I did this basically for the rest of the poem, until I didn't have enough words left in my riddle (the original sun riddle) to spell out DRAGONBORN again. I switched back to an alphabet acrostic, and wrote some concluding words.

So then I had it: One rhyming riddle in verse hidden inside a massive pile of acrostic nonsense. Whee!

Then came the proofreading.

Did I get the alphabet right at least?

Proofreading, as anyone who's solved any of my older puzzles can tell you, is not my strong suit. I'm known for not proofreading well, leading to mistakes that will trip people up who solve my puzzles.

To make sure I had gotten everything right this time, though, I did some thorough checking.

First, I copied the "epic poem", and deleted everything except for the first letters, to check the acrostics. I checked, and double checked - especially the ABBACCABDD one - and everything seemed right.

I then checked to make sure that all the fourth words were in the correct position. I went through manually, counted and counted again, and copied out the fourth word of every line. I did discover a couple instances where I had accidentally pushed the correct word to be fifth or third, but I was able to fix these with relative ease.

By this point, I had spent roughly three months altogether on this. I had written the riddle, made sure it rhymed, checked the meter (sort of), encoded it, written the acrostics, checked the acrostics, checked the fourth words, and everything seemed to be perfect.

It was it this point I realized I had made a large oversight.

Oh, D'Arvit

Sure, I had encoded the riddle to be every fourth word of every line. But I had forgotten to indicate that somehow. I hadn't included any sort of instruction for how the riddle was supposed to be found to be solved.

Oops.

And so, I wound up spelling out the word FOUR in the introduction to the "epic poem"; I hadn't been planning on including an intro, but since I had forgotten to give any other method of instructions on how to find the riddle I had forced my own hand.

Ideally, I should have included this in the nonsense poem itself, perhaps even in the acrostics, but I simply failed to think of it.

Whew!

And so, finally, it was ready to post. I had checked, and double checked, and triple checked everything; I had included instructions, albeit in a less-than-ideal way; I was ready to post.

Resources

I tend to create my puzzles in a plain-text environment; actually, that's what I use to write most things, including this very making-of post! This allows for direct copy-paste of the Markdown into the post.

I did everything manually, including checking the acrostics and counting the words to make sure that every fourth word was the correct one; and again, I did absolutely no research. (I probably should have, just to make sure my mythology etc. was accurate, but I didn't.)

Evolution

At some point during the writing of the epic poem, a month had passed since I had last used my "Xhad" X word, and I included it in a "By Xhad!" exclamation... except I had forgotten how I had spelled it, and used "Zhad" instead. Oops. (There were a couple other small typos - dangers of working without spellcheck - but nothing major arose.)

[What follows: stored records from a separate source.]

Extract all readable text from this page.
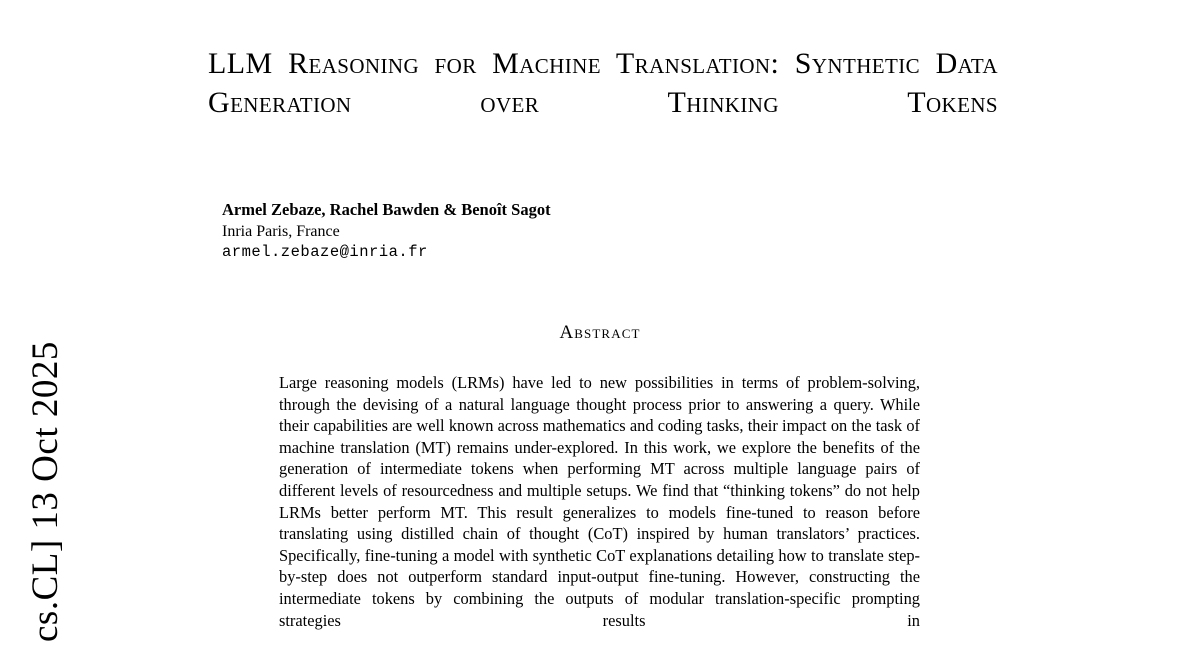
cs.CL] 13 Oct 2025
LLM Reasoning for Machine Translation: Synthetic Data Generation over Thinking Tokens

Armel Zebaze, Rachel Bawden & Benoît Sagot

Inria Paris, France

armel.zebaze@inria.fr

Abstract

Large reasoning models (LRMs) have led to new possibilities in terms of problem-solving, through the devising of a natural language thought process prior to answering a query. While their capabilities are well known across mathematics and coding tasks, their impact on the task of machine translation (MT) remains under-explored. In this work, we explore the benefits of the generation of intermediate tokens when performing MT across multiple language pairs of different levels of resourcedness and multiple setups. We find that “thinking tokens” do not help LRMs better perform MT. This result generalizes to models fine-tuned to reason before translating using distilled chain of thought (CoT) inspired by human translators’ practices. Specifically, fine-tuning a model with synthetic CoT explanations detailing how to translate step-by-step does not outperform standard input-output fine-tuning. However, constructing the intermediate tokens by combining the outputs of modular translation-specific prompting strategies results in
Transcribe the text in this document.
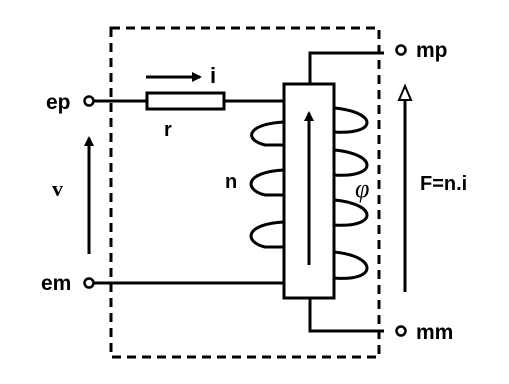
ep
em
mp
mm
i
r
v	n	φ	F=n.i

I added a few hints as time went by based on where people were up to with solving it; when nobody was even finding the riddle, I added hints for how to find it; when nobody was solving the riddle, I added some hints on solving it.

Takeaway

Protip: Acrostics are hard.

If you're thinking of doing something similar, be prepared to do a lot of work, a lot of it manual; it's harder than you think it is to write in acrostic, and including an acrostic and a hidden word in a specific spot really cramps your writing style. Embrace the wacky, though.

All in all, this was quite possibly the most work I've ever done for a puzzle (and I'm saying that having helped develop real-life escape rooms, and now online ones as well). I don't think I've ever spent months like this on anything else. I thoroughly enjoyed creating it, though, and I'm quite satisfied with how it came out in the end.